A traditional Ladakhi kitchen in the home of the first Sonam Dolma (the names begin to repeat after a while). The kitchen is the node of the Ladakhi home, where people spend most of their day getting warmth from the thap, the traditional Ladakhi stove, or simply sipping salt butter tea through the day.
The second Sonam Dolma, in a village three hours out of Leh, was like any aunt, fussing over whether we drank our tea or ate the salad that was put out for us. Thankfully I had a watch on my tea, I was spared the giant spoon of butter she sneaked in to another cup.
The boss and I spent quite a few days here until most of the carpets in the shop had been unravelled and examined. 
City-child behaviour part 2. I cannot explain how giggly I was to have eaten a carrot mere seconds after it was pulled out of the earth.
Back in the hotel kitchen at Tangtse, boss and I attempted making momos. "Attempted" being the operative word :P 
Pangong Tso. (tso is Ladakhi for lake). The most impossible blues I have seen since the Côte d'Azur. Sadly a frightening number of people seem to know it because of the Bollywood film 3 Idiots. (There's even a shack near the lake called Three Idiots Restaurant. Facepalm).
Along either side of the very lengthy lake, are what are termed villages, but in essence are clusters of 10 houses (or less). We headed up to Spangmik, one such village, where the number of tourists and campsites far outnumbers the local population. Spangmik is the last point that civilians with an Inner Line Permit are allowed until on this side. We're told stories of UFO sightings and even a Chinese pandubi (submarine) that crossed over the border - the two halves of Pangong Tso lie in India and China - and threw Chinese flags at the villages along the lake. 
Pebbles from Pangong Tso. They remind me of the mountains and the vastness of the lake.
Back at the hotel, we ended our last day of shoot and interviews with Godfather beer (For Sale in Jammu & Kashmir Only) while surrounded by an insane number of fake plastic flowers in every conceivable neon.
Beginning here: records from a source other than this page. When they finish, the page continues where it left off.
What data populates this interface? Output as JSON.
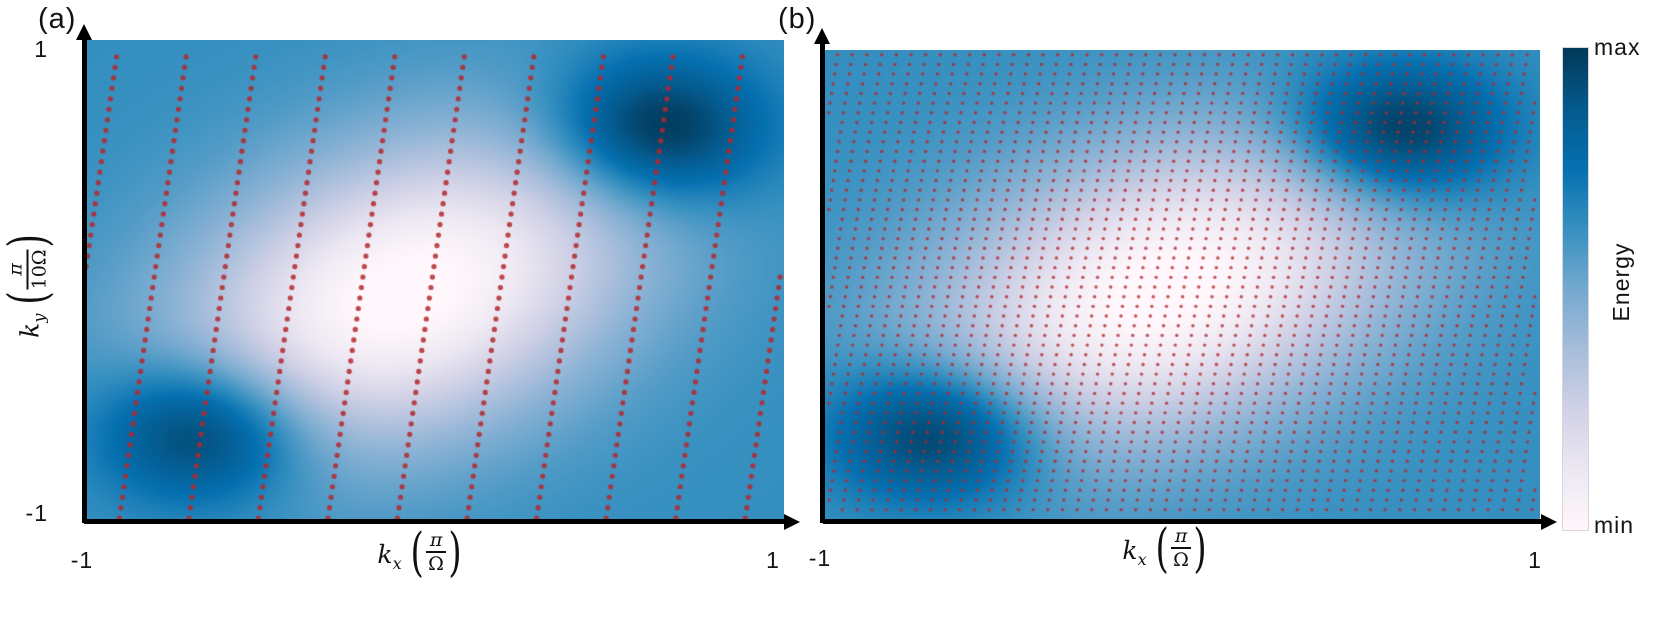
{
  "figure": {
    "background": "#ffffff"
  },
  "panels": [
    {
      "label": "(a)",
      "x_axis": {
        "ticks": [
          "-1",
          "1"
        ],
        "label": {
          "var": "k",
          "sub": "x",
          "num": "π",
          "den": "Ω"
        }
      },
      "y_axis": {
        "ticks": [
          "1",
          "-1"
        ],
        "label": {
          "var": "k",
          "sub": "y",
          "num": "π",
          "den": "10Ω"
        }
      }
    },
    {
      "label": "(b)",
      "x_axis": {
        "ticks": [
          "-1",
          "1"
        ],
        "label": {
          "var": "k",
          "sub": "x",
          "num": "π",
          "den": "Ω"
        }
      },
      "y_axis": {
        "ticks": [],
        "label": null
      }
    }
  ],
  "colorbar": {
    "max_label": "max",
    "min_label": "min",
    "title": "Energy",
    "gradient_stops_top_to_bottom": [
      "#023858",
      "#045a8d",
      "#0570b0",
      "#3690c0",
      "#74a9cf",
      "#a6bddb",
      "#d0d1e6",
      "#ece7f2",
      "#fff7fb"
    ]
  },
  "chart_data": [
    {
      "type": "heatmap",
      "panel": "a",
      "title": "",
      "xlabel": "k_x (π/Ω)",
      "ylabel": "k_y (π/10Ω)",
      "x_range": [
        -1,
        1
      ],
      "y_range": [
        -1,
        1
      ],
      "colorbar_title": "Energy",
      "colorbar_ticks": [
        "min",
        "max"
      ],
      "colormap": {
        "stops_min_to_max": [
          "#fff7fb",
          "#ece7f2",
          "#d0d1e6",
          "#a6bddb",
          "#74a9cf",
          "#3690c0",
          "#0570b0",
          "#045a8d",
          "#023858"
        ]
      },
      "energy_model": {
        "base": 0.63,
        "maxima": [
          {
            "x": 0.64,
            "y": 0.63,
            "amp": 0.45,
            "sigma": 0.21
          },
          {
            "x": -0.66,
            "y": -0.63,
            "amp": 0.45,
            "sigma": 0.21
          }
        ],
        "valley": {
          "cx": -0.08,
          "cy": -0.05,
          "depth": 0.66,
          "sigma_major": 0.52,
          "sigma_minor": 0.37,
          "orientation_deg": 45
        }
      },
      "overlay": {
        "type": "dotted-trajectory-lines",
        "color": "#b4282d",
        "alpha": 0.85,
        "dot_radius_px": 2.6,
        "n_lines": 11,
        "x_top_start": -0.9,
        "line_spacing_x": 0.199,
        "slope_dx_dy": 0.0995,
        "dot_spacing_y": 0.0436,
        "y_dot_start": 0.93
      }
    },
    {
      "type": "heatmap",
      "panel": "b",
      "title": "",
      "xlabel": "k_x (π/Ω)",
      "ylabel": "",
      "x_range": [
        -1,
        1
      ],
      "y_range": [
        -1,
        1
      ],
      "colorbar_title": "Energy",
      "colorbar_ticks": [
        "min",
        "max"
      ],
      "colormap": {
        "stops_min_to_max": [
          "#fff7fb",
          "#ece7f2",
          "#d0d1e6",
          "#a6bddb",
          "#74a9cf",
          "#3690c0",
          "#0570b0",
          "#045a8d",
          "#023858"
        ]
      },
      "energy_model": {
        "base": 0.63,
        "maxima": [
          {
            "x": 0.6,
            "y": 0.65,
            "amp": 0.45,
            "sigma": 0.21
          },
          {
            "x": -0.68,
            "y": -0.62,
            "amp": 0.45,
            "sigma": 0.21
          }
        ],
        "valley": {
          "cx": -0.05,
          "cy": -0.02,
          "depth": 0.66,
          "sigma_major": 0.52,
          "sigma_minor": 0.37,
          "orientation_deg": 45
        }
      },
      "overlay": {
        "type": "dot-grid",
        "color": "#b4282d",
        "alpha": 0.8,
        "dot_radius_px": 1.7,
        "x_start": -0.98,
        "y_start": 0.98,
        "dx": 0.0411,
        "dy": 0.0411,
        "shear_dx_dy": 0.0995
      }
    }
  ]
}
The profoundness that is spilling over on the book isn't an after effect of Godfather. It is one of the many, many, many quotes on signs all over the roads built on this side of the world by a wing of the army called Border Roads Organisation, or simply BRO. I call these quotes the BRO Code. More of them here >>.
Last meal at our Leh lunch haunt.
The last evening at Leh also meant a final decision had to be made on carpet/kilim purchase. I used the boss as an excuse to happily accept an offer of kahwa, Kashmiri green tea made with cinnamon, cardamom and saffron. Heaven in a cup.
Unlike the day we flew in, I did not get a window seat on the flight out. I had to grab as much as I could of the rationed last glimpse of mountain tops.
Killing three hours in Delhi airport, wondering where the mountains went and if it was all a dream.
Religion is everywhere, the prayer flags are overwhelming, there are prayer wheels at and monasteries at regular intervals, and yet it was never imposing or infringing (like all the other extremist religion based politics). There is a certain sense of peace and tranquility that are acquired on entering Ladakh. I think it mostly has to do with living in the constant presence of humbling grandeur like the mountains. I came back in a state of zen that I have never been in, and quickly lapsed in to acute mountain withdrawal symptoms. Ok I just made that up, but after spending 10 days seeing mountains and riotous prayer flags in every direction I turned, it was quite depressing to return to traffic and Congress/BJP posters lining the roads.

One thing's for sure. I'm going back.